Volunteers were recruited by Loma Linda Medical Center and are being paid $1,000 apiece to see if a pollutant called perchlorate is harmful to human health, the Los Angeles Times reported Monday.
The experiment, funded by Lockheed Martin, has raised questions about whether scientists should allow people to ingest chemicals or pesticides to research the dangers of environmental contaminants.
But those who perform these human experiments compare them to clinical trials for drugs. Scientists strengthen their case by saying that perchlorate is not just a pollutant but also a drug used to treat hyperthyroidism.
However, medical ethicists say clinical trials are done to help find treatments for sick people while consuming a pollutant has no medical benefits.
“These tests are inherently unethical,” said Richard Wiles, research director of the Environmental Working Group, a national environmental group opposed to human clinical trials for pollutants.

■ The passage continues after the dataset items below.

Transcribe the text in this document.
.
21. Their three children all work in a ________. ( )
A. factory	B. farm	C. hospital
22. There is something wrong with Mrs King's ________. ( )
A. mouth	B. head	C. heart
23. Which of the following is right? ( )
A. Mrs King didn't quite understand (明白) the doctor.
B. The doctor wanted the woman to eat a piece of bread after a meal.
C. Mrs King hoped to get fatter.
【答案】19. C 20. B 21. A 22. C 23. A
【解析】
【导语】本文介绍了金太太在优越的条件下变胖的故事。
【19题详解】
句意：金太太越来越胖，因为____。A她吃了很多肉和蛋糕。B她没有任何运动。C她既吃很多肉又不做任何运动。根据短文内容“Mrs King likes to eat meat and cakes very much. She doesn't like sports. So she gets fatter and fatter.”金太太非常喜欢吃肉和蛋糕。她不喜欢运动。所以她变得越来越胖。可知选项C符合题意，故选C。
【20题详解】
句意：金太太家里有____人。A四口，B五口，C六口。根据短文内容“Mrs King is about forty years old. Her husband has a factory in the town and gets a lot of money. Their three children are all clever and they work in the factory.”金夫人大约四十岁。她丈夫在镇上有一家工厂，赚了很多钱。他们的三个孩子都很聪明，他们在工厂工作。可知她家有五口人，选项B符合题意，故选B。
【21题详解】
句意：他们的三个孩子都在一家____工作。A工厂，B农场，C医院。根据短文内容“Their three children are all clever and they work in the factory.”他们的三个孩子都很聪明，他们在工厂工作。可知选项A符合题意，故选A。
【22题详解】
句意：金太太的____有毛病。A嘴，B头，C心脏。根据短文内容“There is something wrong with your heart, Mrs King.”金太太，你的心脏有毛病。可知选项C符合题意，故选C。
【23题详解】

The six-month perchlorate experiment, which began in August, reportedly is the first large-scale study to use human volunteers to test a water pollutant. Pollutants are usually tested on lab animals. Of the 100 volunteers involved, half of them ingest the pollutant and the others get a placebo.

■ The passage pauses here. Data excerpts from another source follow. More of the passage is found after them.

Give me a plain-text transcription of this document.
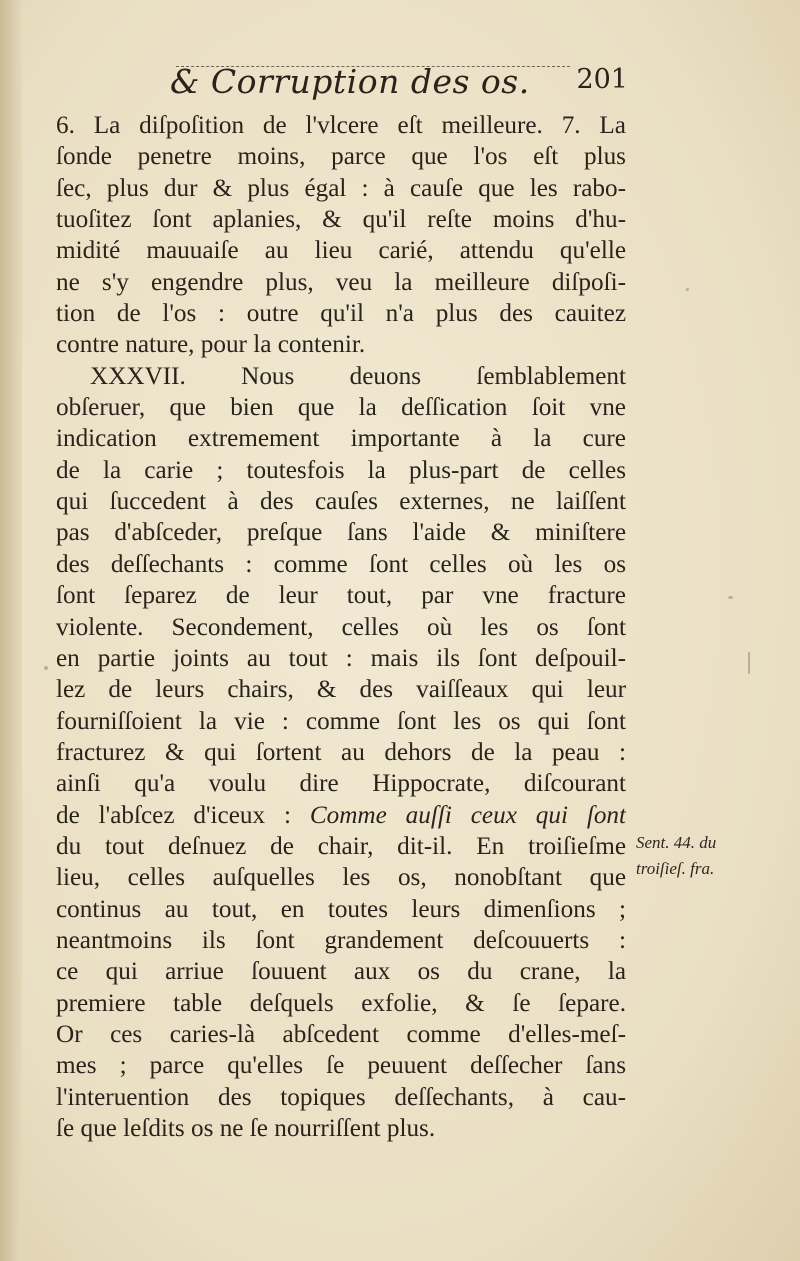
& Corruption des os. 201
6. La diſpoſition de l'vlcere eſt meilleure. 7. La
ſonde penetre moins, parce que l'os eſt plus
ſec, plus dur & plus égal : à cauſe que les rabo-
tuoſitez ſont aplanies, & qu'il reſte moins d'hu-
midité mauuaiſe au lieu carié, attendu qu'elle
ne s'y engendre plus, veu la meilleure diſpoſi-
tion de l'os : outre qu'il n'a plus des cauitez
contre nature, pour la contenir.
XXXVII. Nous deuons ſemblablement
obſeruer, que bien que la deſſication ſoit vne
indication extremement importante à la cure
de la carie ; toutesfois la plus-part de celles
qui ſuccedent à des cauſes externes, ne laiſſent
pas d'abſceder, preſque ſans l'aide & miniſtere
des deſſechants : comme ſont celles où les os
ſont ſeparez de leur tout, par vne fracture
violente. Secondement, celles où les os ſont
en partie joints au tout : mais ils ſont deſpouil-
lez de leurs chairs, & des vaiſſeaux qui leur
fourniſſoient la vie : comme ſont les os qui ſont
fracturez & qui ſortent au dehors de la peau :
ainſi qu'a voulu dire Hippocrate, diſcourant
de l'abſcez d'iceux : Comme auſſi ceux qui ſont
du tout deſnuez de chair, dit-il. En troiſieſme
lieu, celles auſquelles les os, nonobſtant que
continus au tout, en toutes leurs dimenſions ;
neantmoins ils ſont grandement deſcouuerts :
ce qui arriue ſouuent aux os du crane, la
premiere table deſquels exfolie, & ſe ſepare.
Or ces caries-là abſcedent comme d'elles-meſ-
mes ; parce qu'elles ſe peuuent deſſecher ſans
l'interuention des topiques deſſechants, à cau-
ſe que leſdits os ne ſe nourriſſent plus.
Sent. 44. du
troiſieſ. fra.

Those taking the perchlorate are swallowing up to three milligrams daily – 83 times more than a person would get from drinking water containing the amount allowed by California’s Department of Health Services.
At high doses, perchlorate can inhibit production of thyroid hormones. Normal thyroid function is critical for regulating the growth of fetuses and young children and the metabolism of adults.

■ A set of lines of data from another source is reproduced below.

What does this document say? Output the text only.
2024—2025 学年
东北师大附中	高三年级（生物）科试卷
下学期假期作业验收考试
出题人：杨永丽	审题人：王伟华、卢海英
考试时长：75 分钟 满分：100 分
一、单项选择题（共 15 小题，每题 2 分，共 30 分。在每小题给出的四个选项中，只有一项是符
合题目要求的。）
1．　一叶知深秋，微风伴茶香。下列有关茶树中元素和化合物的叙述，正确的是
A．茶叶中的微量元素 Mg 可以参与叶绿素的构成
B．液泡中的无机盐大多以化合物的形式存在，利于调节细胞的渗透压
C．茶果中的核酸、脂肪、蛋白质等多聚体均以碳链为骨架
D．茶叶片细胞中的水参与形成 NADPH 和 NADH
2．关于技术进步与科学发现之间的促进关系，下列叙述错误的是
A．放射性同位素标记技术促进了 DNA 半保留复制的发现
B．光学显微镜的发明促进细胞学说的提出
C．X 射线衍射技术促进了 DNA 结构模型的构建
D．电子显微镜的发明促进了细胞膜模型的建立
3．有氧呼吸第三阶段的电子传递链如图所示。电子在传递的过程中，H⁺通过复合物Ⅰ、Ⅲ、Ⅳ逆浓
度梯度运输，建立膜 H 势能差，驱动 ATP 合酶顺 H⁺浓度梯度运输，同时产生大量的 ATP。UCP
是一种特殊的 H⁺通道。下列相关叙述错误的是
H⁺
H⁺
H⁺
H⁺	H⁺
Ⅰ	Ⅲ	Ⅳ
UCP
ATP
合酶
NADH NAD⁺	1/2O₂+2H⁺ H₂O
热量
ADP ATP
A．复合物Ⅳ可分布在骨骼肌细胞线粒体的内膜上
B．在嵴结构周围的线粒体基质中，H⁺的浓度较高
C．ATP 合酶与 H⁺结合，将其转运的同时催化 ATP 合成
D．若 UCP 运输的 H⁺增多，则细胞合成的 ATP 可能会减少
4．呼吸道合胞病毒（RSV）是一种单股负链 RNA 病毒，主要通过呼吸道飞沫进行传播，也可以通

Experts are trying to determine whether small doses of perchlorate – like those found in water supplies in San Bernardino, Azusa, Santa Clarita, Riverside and other areas – interfere with thyroid glands.
A study published this year shows that infants in the Lake Mead area of Arizona – where water contains perchlorate – are born with altered thyroid function.
But other studies, in perchlorate-contaminated areas of Las Vegas and Chile, have shown no such effects. The volunteers in the Loma Linda experiment are undergoing extensive medical testing to ensure that they face no threats while participating in the study. The examinations include monthly tests to measure their thyroid, liver and kidney function.
There is currently no government agency that regulates human experiments. However every institution has a review board that must approve every study.
The boards of three medical institutions approved Loma Linda’s perchlorate tests, said Anthony Firek, who is directing the study.
In addition to Loma Linda, the study was approved by Boston University – which employs one of the researchers – and the Jerry L. Pettis Memorial VA Medical Center, where some of the tests are being done.